The move shows the Swiss-based miner and commodity trader, which was almost brought to its knees just two years ago by the commodity downturn, has lost none of its appetite for acquisitions after paying down debt and deleveraging its balance sheet.
At the end of May, Glencore’s said its agricultural arm had approached Bunge, the US grains company, about a “possible consensual business combination” that could create one of the world’s largest agricultural trading merchants if the sides can reach an agreement.
The $2.55bn bid for Rio Tinto’s Coal & Allied is $100m higher than has been offered by Yancoal, an Australian subsidiary of Yanzhou Coal that has yet to raise the financing for its bid and carries a significant debt burden.
Glencore said it would also buy Mitsubishi Corp’s stakes in the mines for $920m.
Rio Tinto acknowledged that it had received the proposal from Glencore to acquire its Australian subsidiary and said the board and management would give it appropriate consideration before responding.
If Glencore’s offer is accepted it would see the London-listed company take control of a series of mines that produce high-quality thermal coal, most of which is sold under contract to power stations in Japan.

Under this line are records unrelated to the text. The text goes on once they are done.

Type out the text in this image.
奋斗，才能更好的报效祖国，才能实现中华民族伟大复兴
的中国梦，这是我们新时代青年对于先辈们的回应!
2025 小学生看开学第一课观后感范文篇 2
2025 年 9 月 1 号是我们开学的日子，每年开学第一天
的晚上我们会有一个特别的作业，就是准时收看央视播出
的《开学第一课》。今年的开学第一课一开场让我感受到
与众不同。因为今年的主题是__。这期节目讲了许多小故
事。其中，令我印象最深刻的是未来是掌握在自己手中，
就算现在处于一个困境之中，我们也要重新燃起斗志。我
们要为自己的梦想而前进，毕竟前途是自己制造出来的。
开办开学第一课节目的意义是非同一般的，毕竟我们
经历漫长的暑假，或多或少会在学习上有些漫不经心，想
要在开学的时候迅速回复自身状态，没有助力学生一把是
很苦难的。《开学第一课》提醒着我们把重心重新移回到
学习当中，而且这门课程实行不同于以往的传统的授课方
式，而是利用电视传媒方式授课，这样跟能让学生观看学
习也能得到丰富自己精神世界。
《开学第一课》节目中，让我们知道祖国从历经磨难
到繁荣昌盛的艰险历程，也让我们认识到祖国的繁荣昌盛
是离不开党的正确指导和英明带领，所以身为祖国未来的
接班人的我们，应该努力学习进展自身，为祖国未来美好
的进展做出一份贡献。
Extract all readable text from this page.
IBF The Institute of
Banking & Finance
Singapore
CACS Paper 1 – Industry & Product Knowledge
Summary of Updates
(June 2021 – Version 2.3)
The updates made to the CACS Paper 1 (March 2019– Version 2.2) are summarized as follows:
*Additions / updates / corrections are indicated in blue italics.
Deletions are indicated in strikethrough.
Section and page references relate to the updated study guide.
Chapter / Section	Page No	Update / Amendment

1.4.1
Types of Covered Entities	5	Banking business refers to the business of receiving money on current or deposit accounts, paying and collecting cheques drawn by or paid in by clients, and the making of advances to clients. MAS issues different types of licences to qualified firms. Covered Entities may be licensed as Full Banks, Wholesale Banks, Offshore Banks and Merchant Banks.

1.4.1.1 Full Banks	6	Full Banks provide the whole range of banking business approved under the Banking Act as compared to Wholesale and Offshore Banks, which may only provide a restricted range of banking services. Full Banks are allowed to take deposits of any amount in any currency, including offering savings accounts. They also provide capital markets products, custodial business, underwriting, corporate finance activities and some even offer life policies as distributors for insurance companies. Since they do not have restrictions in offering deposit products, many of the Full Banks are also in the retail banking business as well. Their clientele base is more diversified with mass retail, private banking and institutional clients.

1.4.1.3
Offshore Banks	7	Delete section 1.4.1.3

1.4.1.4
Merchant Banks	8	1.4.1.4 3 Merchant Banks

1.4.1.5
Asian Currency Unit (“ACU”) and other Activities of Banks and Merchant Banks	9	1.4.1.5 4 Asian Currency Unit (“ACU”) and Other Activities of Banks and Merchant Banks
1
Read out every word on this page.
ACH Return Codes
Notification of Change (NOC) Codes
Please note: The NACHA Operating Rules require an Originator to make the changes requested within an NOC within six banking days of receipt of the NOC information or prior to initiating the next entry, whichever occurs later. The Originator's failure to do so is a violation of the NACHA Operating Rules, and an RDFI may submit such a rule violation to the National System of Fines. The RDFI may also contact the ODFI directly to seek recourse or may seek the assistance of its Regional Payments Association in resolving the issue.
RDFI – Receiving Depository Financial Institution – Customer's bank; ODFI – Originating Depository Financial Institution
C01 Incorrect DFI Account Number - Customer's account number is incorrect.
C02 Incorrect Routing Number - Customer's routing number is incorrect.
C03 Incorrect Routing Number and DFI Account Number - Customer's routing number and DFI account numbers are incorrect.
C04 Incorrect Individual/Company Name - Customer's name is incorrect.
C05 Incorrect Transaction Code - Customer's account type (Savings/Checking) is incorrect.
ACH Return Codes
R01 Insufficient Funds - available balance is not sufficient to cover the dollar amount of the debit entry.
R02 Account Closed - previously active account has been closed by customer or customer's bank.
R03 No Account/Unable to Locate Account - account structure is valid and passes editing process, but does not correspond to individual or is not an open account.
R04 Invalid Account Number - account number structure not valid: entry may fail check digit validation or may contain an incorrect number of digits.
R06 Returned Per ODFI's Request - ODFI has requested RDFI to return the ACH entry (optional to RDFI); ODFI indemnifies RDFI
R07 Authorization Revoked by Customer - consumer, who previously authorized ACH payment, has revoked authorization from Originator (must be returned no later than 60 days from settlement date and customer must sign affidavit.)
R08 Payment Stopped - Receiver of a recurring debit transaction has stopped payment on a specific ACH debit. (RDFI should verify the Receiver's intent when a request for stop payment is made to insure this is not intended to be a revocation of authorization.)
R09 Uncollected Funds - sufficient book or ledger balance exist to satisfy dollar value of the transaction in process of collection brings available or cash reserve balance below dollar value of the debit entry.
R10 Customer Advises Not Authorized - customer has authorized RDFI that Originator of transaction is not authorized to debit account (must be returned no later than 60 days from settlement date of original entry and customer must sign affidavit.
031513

Glencore has a number of neighbouring mines in Australia’s Hunter Valley and Mr Glasenberg has long coveted the assets, in part because of the potential to cut costs.
“The addition of the Coal & Allied assets to our existing portfolio in the Hunter Valley would unlock large-scale mining and operating synergies,” Glencore said in a statement on Friday. The combined portfolio of mines would have production capacity of 81m tonnes of coal.

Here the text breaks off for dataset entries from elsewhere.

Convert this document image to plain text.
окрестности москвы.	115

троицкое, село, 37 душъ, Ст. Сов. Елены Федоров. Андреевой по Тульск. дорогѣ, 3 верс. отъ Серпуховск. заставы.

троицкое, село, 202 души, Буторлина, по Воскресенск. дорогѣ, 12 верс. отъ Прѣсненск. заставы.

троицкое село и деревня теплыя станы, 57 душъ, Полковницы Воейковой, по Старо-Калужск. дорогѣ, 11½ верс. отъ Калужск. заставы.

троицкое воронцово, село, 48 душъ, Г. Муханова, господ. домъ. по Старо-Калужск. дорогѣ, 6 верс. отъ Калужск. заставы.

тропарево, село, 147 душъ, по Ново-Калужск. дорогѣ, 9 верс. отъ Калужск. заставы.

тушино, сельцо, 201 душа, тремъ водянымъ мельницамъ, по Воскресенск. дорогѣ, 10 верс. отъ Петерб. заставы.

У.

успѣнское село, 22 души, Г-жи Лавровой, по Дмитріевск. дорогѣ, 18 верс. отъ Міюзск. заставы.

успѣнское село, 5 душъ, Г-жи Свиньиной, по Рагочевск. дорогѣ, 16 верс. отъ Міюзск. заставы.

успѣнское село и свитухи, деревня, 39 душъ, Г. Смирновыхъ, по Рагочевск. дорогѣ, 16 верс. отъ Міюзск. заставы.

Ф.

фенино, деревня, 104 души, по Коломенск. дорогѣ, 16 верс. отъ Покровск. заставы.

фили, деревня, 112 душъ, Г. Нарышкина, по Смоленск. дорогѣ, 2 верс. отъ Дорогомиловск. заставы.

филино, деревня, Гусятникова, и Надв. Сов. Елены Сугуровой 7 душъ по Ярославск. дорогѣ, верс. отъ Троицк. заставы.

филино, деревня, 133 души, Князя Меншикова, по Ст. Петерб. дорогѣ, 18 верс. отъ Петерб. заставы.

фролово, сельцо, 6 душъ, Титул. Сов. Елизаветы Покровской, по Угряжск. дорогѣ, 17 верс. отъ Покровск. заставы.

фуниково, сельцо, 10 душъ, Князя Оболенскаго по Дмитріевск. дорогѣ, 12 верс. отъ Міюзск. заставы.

Glencore said it would mitigate the impact on its balance sheet of the bid for Coal & Allied by selling “no less than $1.5bn” of other assets or by seeking a partner to take a 50 per cent stake in the Rio mines, a tactic it has used in many other deals.
Following its debt crisis, Glencore has promised shareholders that it will keep its net adjusted debt at a ratio of less than 2 times earnings before interest, tax, depreciation and amortisation.

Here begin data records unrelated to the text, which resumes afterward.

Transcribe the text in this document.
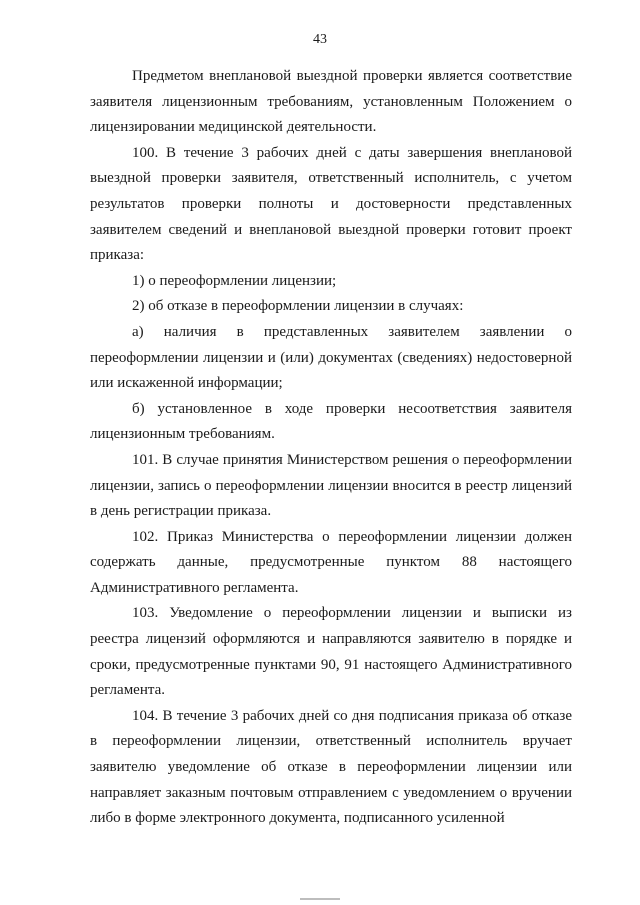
43

Предметом внеплановой выездной проверки является соответствие заявителя лицензионным требованиям, установленным Положением о лицензировании медицинской деятельности.

100. В течение 3 рабочих дней с даты завершения внеплановой выездной проверки заявителя, ответственный исполнитель, с учетом результатов проверки полноты и достоверности представленных заявителем сведений и внеплановой выездной проверки готовит проект приказа:

1) о переоформлении лицензии;

2) об отказе в переоформлении лицензии в случаях:

а) наличия в представленных заявителем заявлении о переоформлении лицензии и (или) документах (сведениях) недостоверной или искаженной информации;

б) установленное в ходе проверки несоответствия заявителя лицензионным требованиям.

101. В случае принятия Министерством решения о переоформлении лицензии, запись о переоформлении лицензии вносится в реестр лицензий в день регистрации приказа.

102. Приказ Министерства о переоформлении лицензии должен содержать данные, предусмотренные пунктом 88 настоящего Административного регламента.

103. Уведомление о переоформлении лицензии и выписки из реестра лицензий оформляются и направляются заявителю в порядке и сроки, предусмотренные пунктами 90, 91 настоящего Административного регламента.

104. В течение 3 рабочих дней со дня подписания приказа об отказе в переоформлении лицензии, ответственный исполнитель вручает заявителю уведомление об отказе в переоформлении лицензии или направляет заказным почтовым отправлением с уведомлением о вручении либо в форме электронного документа, подписанного усиленной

The company now says its balance sheet will be managed so that net debt does not increase above December 2016’s level of S$15.5bn.
Glencore said its offer was “superior” because it was fully funded, unlike Yancoal’s bid. The Chinese coal miner has yet to raise the financing for its $2.4bn deal that was agreed with Rio earlier this year.
“The Glencore proposal is fully funded and is not subject to any funding condition or termination right. By contrast, Yancoal has the right to terminate the Yancoal deal if it is unable to raise the funding, and its funding remains outstanding,” Glencore said in its statement.
Glencore said its offer would expire in two weeks unless they had a binding agreement with the Anglo-Australian mining group.
That stipulation puts Rio’s chief executive Jean-Sébastien Jacques in a tricky position. He now has two choices: either accept Glencore’s fully funded offer or back a deal with Yancoal, assuming it matches Glencore’s proposal and can raise the cash to fund an increased offer.
Yancoal, which has secured regulatory approval for its bid in Australia, has the right to match Glencore’s counter-offer under the terms of the original sale struck in January.
Thermal coal is burnt in power stations to generate electricity and is one of Glencore’s most important commodities. The price of high-quality coal shipped from the Australian port of Newcastle has risen 50 per cent of the past year to $80 a tonne, after China moved to curb domestic production, a step that tightened the market.